Classification accuracy with noise level ~ N(0, 0.5)

3.6 Recall rate

Recall rate is another important metric to evaluate the performance of classification algorithms. We calculate the recall rate under two different environmental noise conditions and compare our algorithm with the other four algorithms. Figure 9 shows the recall rate with noise level \({\rm N}(0,1)\), while Fig. 10 shows the recall rate with noise level \({\rm N}(0,0.5)\).

Fig. 9
figure 9

Recall rate with noise level ~N(0, 1)

Fig. 10
figure 10

Recall rate with noise level ~N(0, 0.5)

In both of these two figures, our method has achieved acceptable rates, compared with the other approaches. In Fig. 9, although neural network and softmax regression perform relatively well, the recall rate of our algorithm gets a little bit higher. In Fig. 10, all the algorithms suffer from the stronger noise and the corresponding recall rate drops obviously, except our method. The comparisons between all the approaches under two different noise conditions also show us that the proposed algorithm can achieve a better performance when environmental condition changes.

3.7 F1-score

Precision and recall rate are two most commonly metrics to reflect different aspects of performance of classification algorithms.
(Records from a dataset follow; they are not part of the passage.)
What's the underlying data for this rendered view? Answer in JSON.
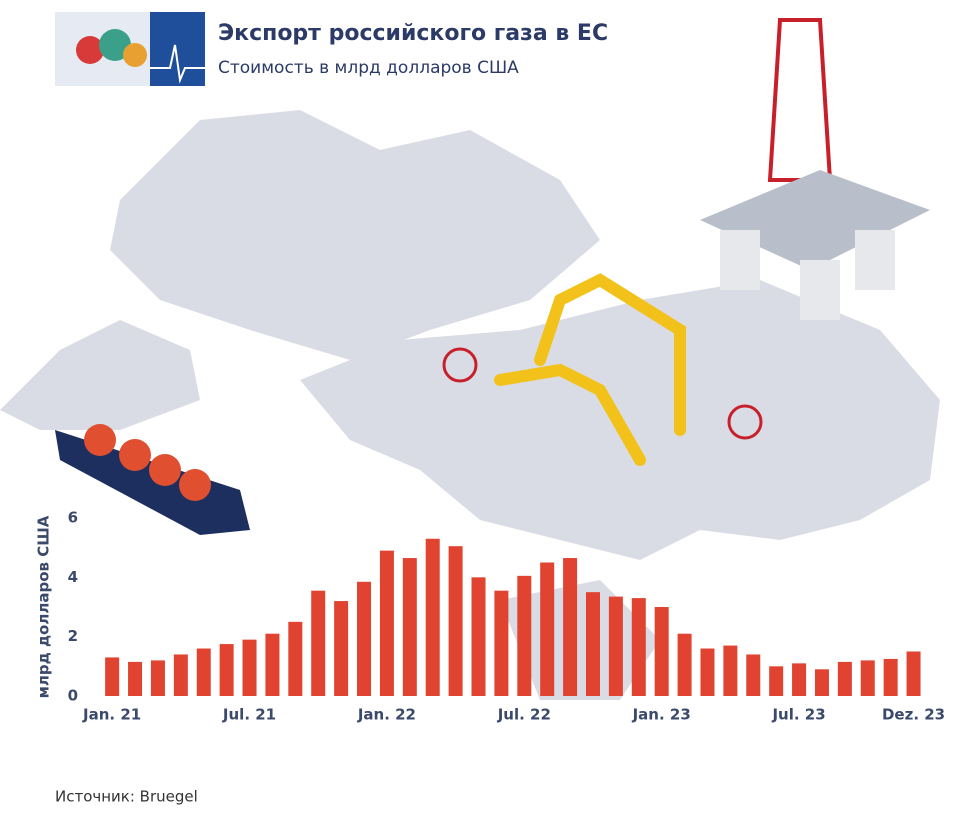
{
  "chart_data": {
    "type": "bar",
    "title": "Экспорт российского газа в ЕС",
    "subtitle": "Стоимость в млрд долларов США",
    "y_label": "млрд долларов США",
    "source": "Источник: Bruegel",
    "categories": [
      "Jan. 21",
      null,
      null,
      null,
      null,
      null,
      "Jul. 21",
      null,
      null,
      null,
      null,
      null,
      "Jan. 22",
      null,
      null,
      null,
      null,
      null,
      "Jul. 22",
      null,
      null,
      null,
      null,
      null,
      "Jan. 23",
      null,
      null,
      null,
      null,
      null,
      "Jul. 23",
      null,
      null,
      null,
      null,
      "Dez. 23"
    ],
    "values": [
      1.3,
      1.15,
      1.2,
      1.4,
      1.6,
      1.75,
      1.9,
      2.1,
      2.5,
      3.55,
      3.2,
      3.85,
      4.9,
      4.65,
      5.3,
      5.05,
      4.0,
      3.55,
      4.05,
      4.5,
      4.65,
      3.5,
      3.35,
      3.3,
      3.0,
      2.1,
      1.6,
      1.7,
      1.4,
      1.0,
      1.1,
      0.9,
      1.15,
      1.2,
      1.25,
      1.5
    ],
    "color": "#e0432f",
    "ylim": [
      0,
      6
    ],
    "yticks": [
      0,
      2,
      4,
      6
    ],
    "grid": false
  }
}
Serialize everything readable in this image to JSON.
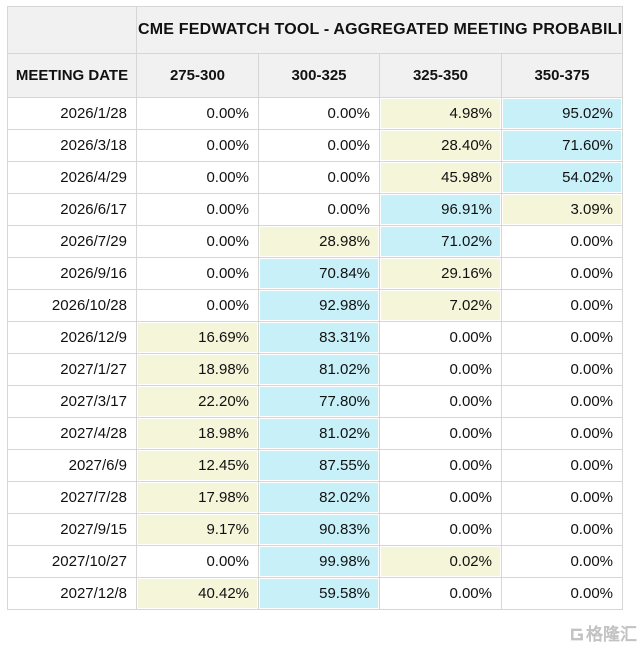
{
  "table": {
    "title": "CME FEDWATCH TOOL - AGGREGATED MEETING PROBABILITIES",
    "columns": [
      "MEETING DATE",
      "275-300",
      "300-325",
      "325-350",
      "350-375"
    ],
    "rows": [
      {
        "date": "2026/1/28",
        "values": [
          "0.00%",
          "0.00%",
          "4.98%",
          "95.02%"
        ],
        "highlights": [
          "",
          "",
          "yellow",
          "cyan"
        ]
      },
      {
        "date": "2026/3/18",
        "values": [
          "0.00%",
          "0.00%",
          "28.40%",
          "71.60%"
        ],
        "highlights": [
          "",
          "",
          "yellow",
          "cyan"
        ]
      },
      {
        "date": "2026/4/29",
        "values": [
          "0.00%",
          "0.00%",
          "45.98%",
          "54.02%"
        ],
        "highlights": [
          "",
          "",
          "yellow",
          "cyan"
        ]
      },
      {
        "date": "2026/6/17",
        "values": [
          "0.00%",
          "0.00%",
          "96.91%",
          "3.09%"
        ],
        "highlights": [
          "",
          "",
          "cyan",
          "yellow"
        ]
      },
      {
        "date": "2026/7/29",
        "values": [
          "0.00%",
          "28.98%",
          "71.02%",
          "0.00%"
        ],
        "highlights": [
          "",
          "yellow",
          "cyan",
          ""
        ]
      },
      {
        "date": "2026/9/16",
        "values": [
          "0.00%",
          "70.84%",
          "29.16%",
          "0.00%"
        ],
        "highlights": [
          "",
          "cyan",
          "yellow",
          ""
        ]
      },
      {
        "date": "2026/10/28",
        "values": [
          "0.00%",
          "92.98%",
          "7.02%",
          "0.00%"
        ],
        "highlights": [
          "",
          "cyan",
          "yellow",
          ""
        ]
      },
      {
        "date": "2026/12/9",
        "values": [
          "16.69%",
          "83.31%",
          "0.00%",
          "0.00%"
        ],
        "highlights": [
          "yellow",
          "cyan",
          "",
          ""
        ]
      },
      {
        "date": "2027/1/27",
        "values": [
          "18.98%",
          "81.02%",
          "0.00%",
          "0.00%"
        ],
        "highlights": [
          "yellow",
          "cyan",
          "",
          ""
        ]
      },
      {
        "date": "2027/3/17",
        "values": [
          "22.20%",
          "77.80%",
          "0.00%",
          "0.00%"
        ],
        "highlights": [
          "yellow",
          "cyan",
          "",
          ""
        ]
      },
      {
        "date": "2027/4/28",
        "values": [
          "18.98%",
          "81.02%",
          "0.00%",
          "0.00%"
        ],
        "highlights": [
          "yellow",
          "cyan",
          "",
          ""
        ]
      },
      {
        "date": "2027/6/9",
        "values": [
          "12.45%",
          "87.55%",
          "0.00%",
          "0.00%"
        ],
        "highlights": [
          "yellow",
          "cyan",
          "",
          ""
        ]
      },
      {
        "date": "2027/7/28",
        "values": [
          "17.98%",
          "82.02%",
          "0.00%",
          "0.00%"
        ],
        "highlights": [
          "yellow",
          "cyan",
          "",
          ""
        ]
      },
      {
        "date": "2027/9/15",
        "values": [
          "9.17%",
          "90.83%",
          "0.00%",
          "0.00%"
        ],
        "highlights": [
          "yellow",
          "cyan",
          "",
          ""
        ]
      },
      {
        "date": "2027/10/27",
        "values": [
          "0.00%",
          "99.98%",
          "0.02%",
          "0.00%"
        ],
        "highlights": [
          "",
          "cyan",
          "yellow",
          ""
        ]
      },
      {
        "date": "2027/12/8",
        "values": [
          "40.42%",
          "59.58%",
          "0.00%",
          "0.00%"
        ],
        "highlights": [
          "yellow",
          "cyan",
          "",
          ""
        ]
      }
    ]
  },
  "colors": {
    "highlight_yellow": "#F5F5DA",
    "highlight_cyan": "#C8F0F8",
    "header_bg": "#F1F1F1",
    "border": "#D6D6D6"
  },
  "watermark": {
    "text": "格隆汇"
  }
}
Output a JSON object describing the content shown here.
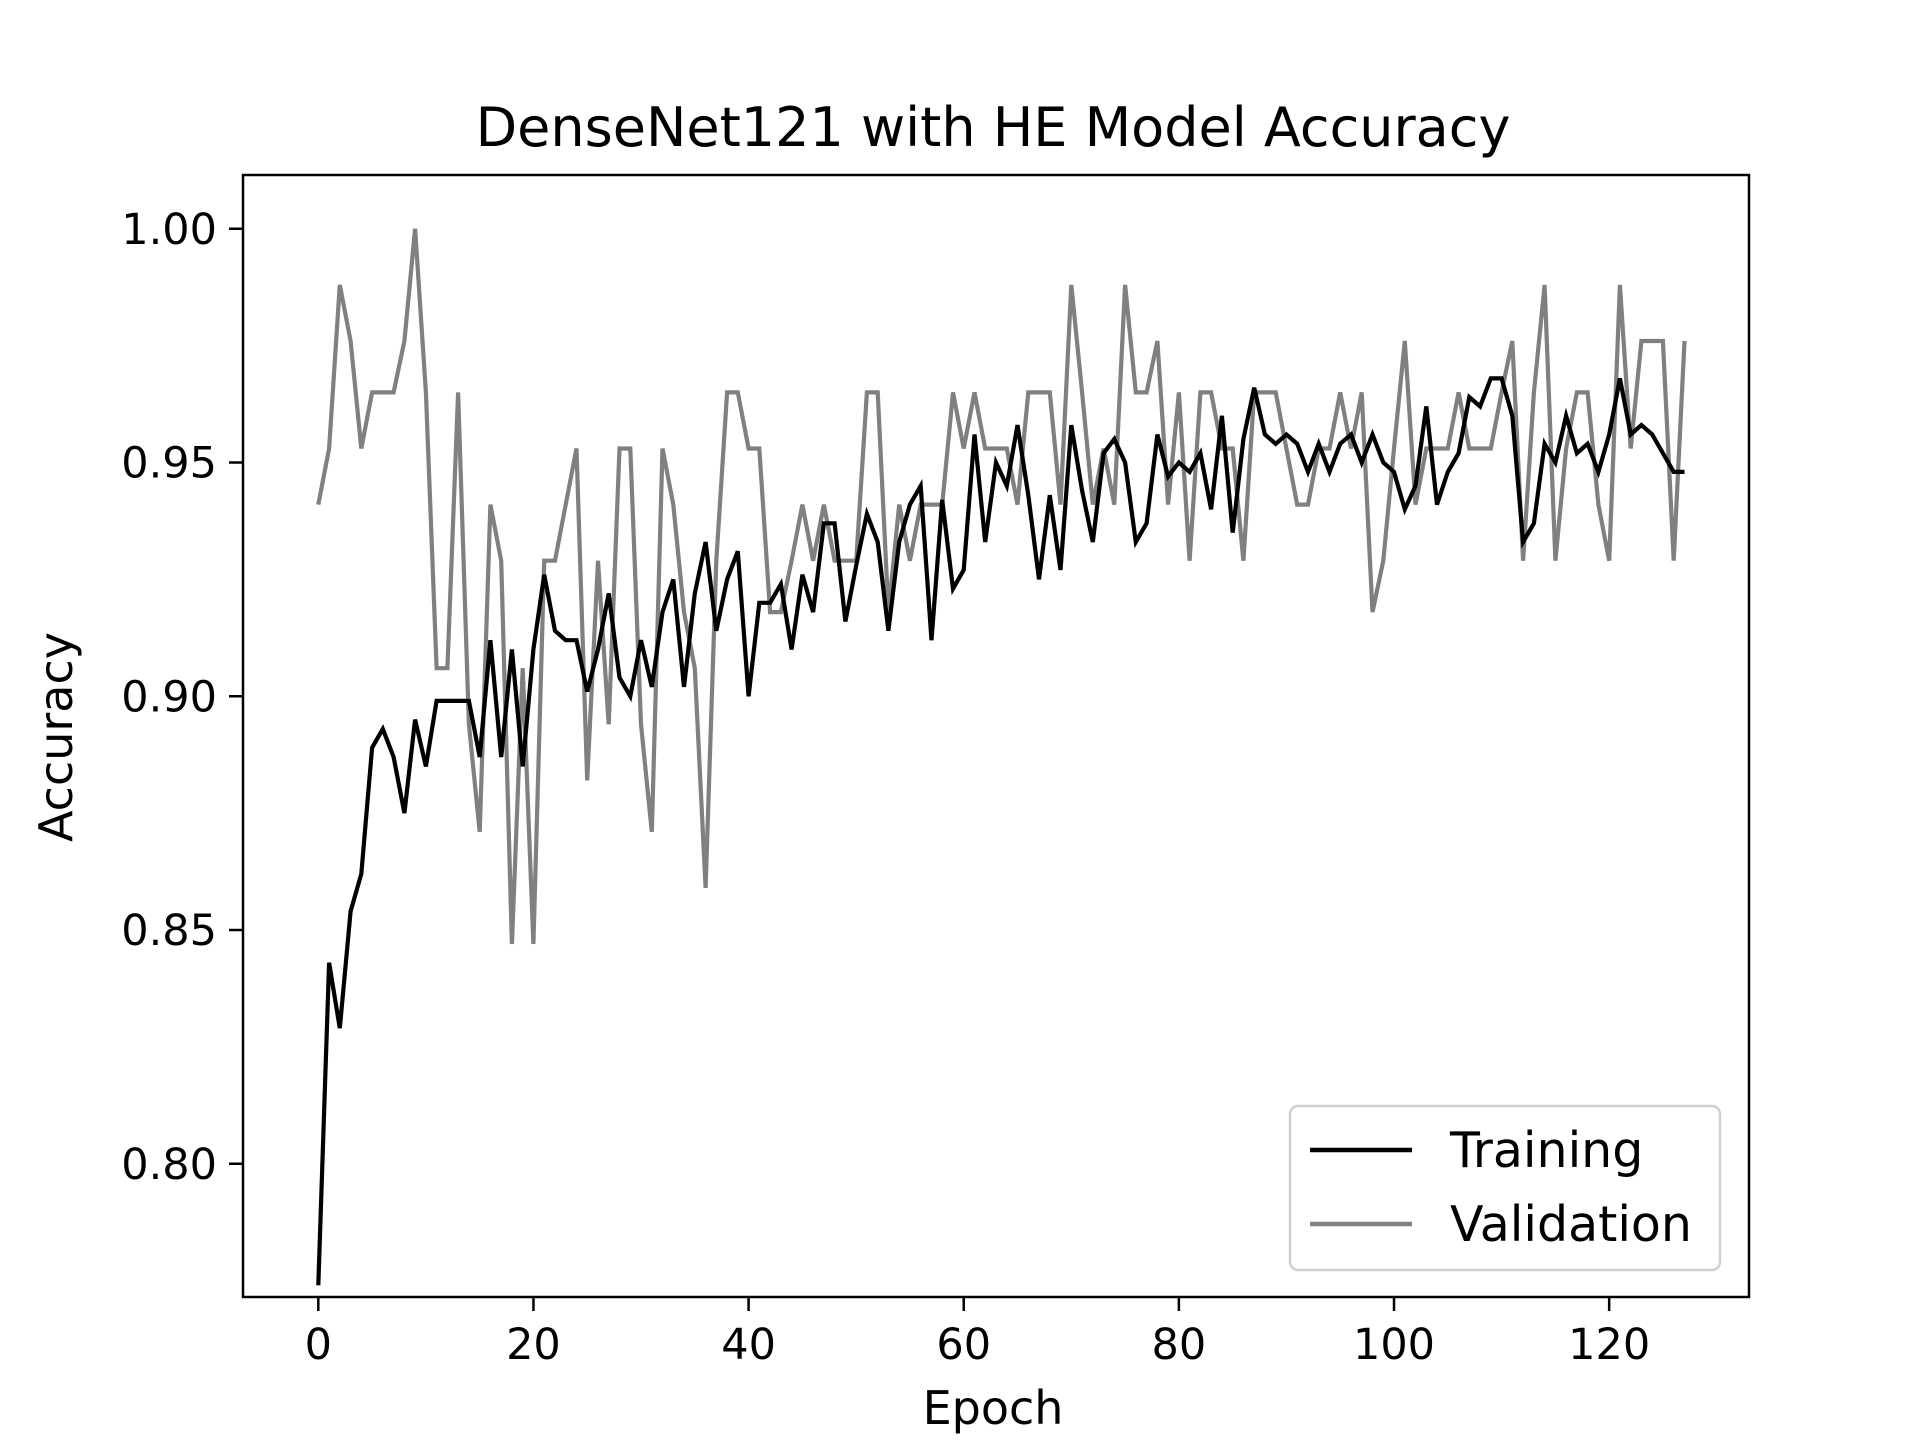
{
  "chart_data": {
    "type": "line",
    "title": "DenseNet121 with HE Model Accuracy",
    "xlabel": "Epoch",
    "ylabel": "Accuracy",
    "xlim": [
      -7,
      133
    ],
    "ylim": [
      0.7715,
      1.0115
    ],
    "xticks": [
      0,
      20,
      40,
      60,
      80,
      100,
      120
    ],
    "xtick_labels": [
      "0",
      "20",
      "40",
      "60",
      "80",
      "100",
      "120"
    ],
    "yticks": [
      0.8,
      0.85,
      0.9,
      0.95,
      1.0
    ],
    "ytick_labels": [
      "0.80",
      "0.85",
      "0.90",
      "0.95",
      "1.00"
    ],
    "grid": false,
    "legend": {
      "position": "lower-right",
      "entries": [
        "Training",
        "Validation"
      ]
    },
    "x": [
      0,
      1,
      2,
      3,
      4,
      5,
      6,
      7,
      8,
      9,
      10,
      11,
      12,
      13,
      14,
      15,
      16,
      17,
      18,
      19,
      20,
      21,
      22,
      23,
      24,
      25,
      26,
      27,
      28,
      29,
      30,
      31,
      32,
      33,
      34,
      35,
      36,
      37,
      38,
      39,
      40,
      41,
      42,
      43,
      44,
      45,
      46,
      47,
      48,
      49,
      50,
      51,
      52,
      53,
      54,
      55,
      56,
      57,
      58,
      59,
      60,
      61,
      62,
      63,
      64,
      65,
      66,
      67,
      68,
      69,
      70,
      71,
      72,
      73,
      74,
      75,
      76,
      77,
      78,
      79,
      80,
      81,
      82,
      83,
      84,
      85,
      86,
      87,
      88,
      89,
      90,
      91,
      92,
      93,
      94,
      95,
      96,
      97,
      98,
      99,
      100,
      101,
      102,
      103,
      104,
      105,
      106,
      107,
      108,
      109,
      110,
      111,
      112,
      113,
      114,
      115,
      116,
      117,
      118,
      119,
      120,
      121,
      122,
      123,
      124,
      125,
      126,
      127
    ],
    "series": [
      {
        "name": "Training",
        "color": "#000000",
        "values": [
          0.774,
          0.843,
          0.829,
          0.854,
          0.862,
          0.889,
          0.893,
          0.887,
          0.875,
          0.895,
          0.885,
          0.899,
          0.899,
          0.899,
          0.899,
          0.887,
          0.912,
          0.887,
          0.91,
          0.885,
          0.91,
          0.926,
          0.914,
          0.912,
          0.912,
          0.901,
          0.91,
          0.922,
          0.904,
          0.9,
          0.912,
          0.902,
          0.918,
          0.925,
          0.902,
          0.922,
          0.933,
          0.914,
          0.925,
          0.931,
          0.9,
          0.92,
          0.92,
          0.924,
          0.91,
          0.926,
          0.918,
          0.937,
          0.937,
          0.916,
          0.928,
          0.939,
          0.933,
          0.914,
          0.933,
          0.941,
          0.945,
          0.912,
          0.942,
          0.923,
          0.927,
          0.956,
          0.933,
          0.95,
          0.945,
          0.958,
          0.943,
          0.925,
          0.943,
          0.927,
          0.958,
          0.944,
          0.933,
          0.952,
          0.955,
          0.95,
          0.933,
          0.937,
          0.956,
          0.947,
          0.95,
          0.948,
          0.952,
          0.94,
          0.96,
          0.935,
          0.955,
          0.966,
          0.956,
          0.954,
          0.956,
          0.954,
          0.948,
          0.954,
          0.948,
          0.954,
          0.956,
          0.95,
          0.956,
          0.95,
          0.948,
          0.94,
          0.945,
          0.962,
          0.941,
          0.948,
          0.952,
          0.964,
          0.962,
          0.968,
          0.968,
          0.96,
          0.933,
          0.937,
          0.954,
          0.95,
          0.96,
          0.952,
          0.954,
          0.948,
          0.956,
          0.968,
          0.956,
          0.958,
          0.956,
          0.952,
          0.948,
          0.948
        ]
      },
      {
        "name": "Validation",
        "color": "#808080",
        "values": [
          0.941,
          0.953,
          0.988,
          0.976,
          0.953,
          0.965,
          0.965,
          0.965,
          0.976,
          1.0,
          0.965,
          0.906,
          0.906,
          0.965,
          0.894,
          0.871,
          0.941,
          0.929,
          0.847,
          0.906,
          0.847,
          0.929,
          0.929,
          0.941,
          0.953,
          0.882,
          0.929,
          0.894,
          0.953,
          0.953,
          0.894,
          0.871,
          0.953,
          0.941,
          0.918,
          0.906,
          0.859,
          0.929,
          0.965,
          0.965,
          0.953,
          0.953,
          0.918,
          0.918,
          0.929,
          0.941,
          0.929,
          0.941,
          0.929,
          0.929,
          0.929,
          0.965,
          0.965,
          0.918,
          0.941,
          0.929,
          0.941,
          0.941,
          0.941,
          0.965,
          0.953,
          0.965,
          0.953,
          0.953,
          0.953,
          0.941,
          0.965,
          0.965,
          0.965,
          0.941,
          0.988,
          0.965,
          0.941,
          0.953,
          0.941,
          0.988,
          0.965,
          0.965,
          0.976,
          0.941,
          0.965,
          0.929,
          0.965,
          0.965,
          0.953,
          0.953,
          0.929,
          0.965,
          0.965,
          0.965,
          0.953,
          0.941,
          0.941,
          0.953,
          0.953,
          0.965,
          0.953,
          0.965,
          0.918,
          0.929,
          0.953,
          0.976,
          0.941,
          0.953,
          0.953,
          0.953,
          0.965,
          0.953,
          0.953,
          0.953,
          0.965,
          0.976,
          0.929,
          0.965,
          0.988,
          0.929,
          0.953,
          0.965,
          0.965,
          0.941,
          0.929,
          0.988,
          0.953,
          0.976,
          0.976,
          0.976,
          0.929,
          0.976
        ]
      }
    ]
  }
}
However, there is a trade-off between them. By investigating each of them separately, we are hardly to tell which algorithm is better. Fortunately, F1-score combines both of them and gives us a comprehensive understanding of the performance of algorithms. Here is the definition of F1-score:

$${\text{F}}_{1} - {\text{score}} = \frac{{2 \cdot {\text{precision}} \cdot {\text{recall}}}}{{{\text{presion}} + {\text{recall}}}}$$
(9)

As the same as accuracy and recall rate analysis, we also calculate this metric under two environmental noise levels. Figures 11 and 12 show the F1-score with all the five classification algorithms.

Fig. 11
figure 11

F1-score with noise level ~N(0, 1)

Fig. 12
figure 12

F1-score with noise level ~N(0, 0.5)

Similar to recall rate, when the noise level is low, all algorithms can achieve a good performance, as Fig. 11 shows. The F1-score of neural network and softmax regression are 96 and 94 % roughly, while our method can achieve a F1-score about 98 %. In Fig. 12, the F1-score of neural network and softmax regression decreases to 93 and 87 %, respectively. Similarly, the F1-score of logistic regression and decision tree is a little bit lower, about 85 %. However, our method can still hold a relatively high F1-score, despite the effect of a stronger noise level. Compare with the two figures, it is obvious that our method has a better performance than others in a real situation application.

4 Conclusion

In this paper, we apply deep learning techniques combined with a wireless sensor network for SHM and propose a new method using sparse coding to learn a feature representation to enhance classification performance. From the simulation, the learned features from sparse coding not only improve the performance of classification but also make our approach more tolerant to environmental noises. Performance comparison also demonstrates the efficiency and robustness of our algorithm.

5 Future work

Although our method performs very well in the simulation experiments, the actual performance still need to be testify in a real scenario. In the feature work, we will choose a real bridge and apply our method proposed in the paper to check its availability. In addition, the real health monitoring will be much more complicated and some unpredictable problems still need to be further discussed.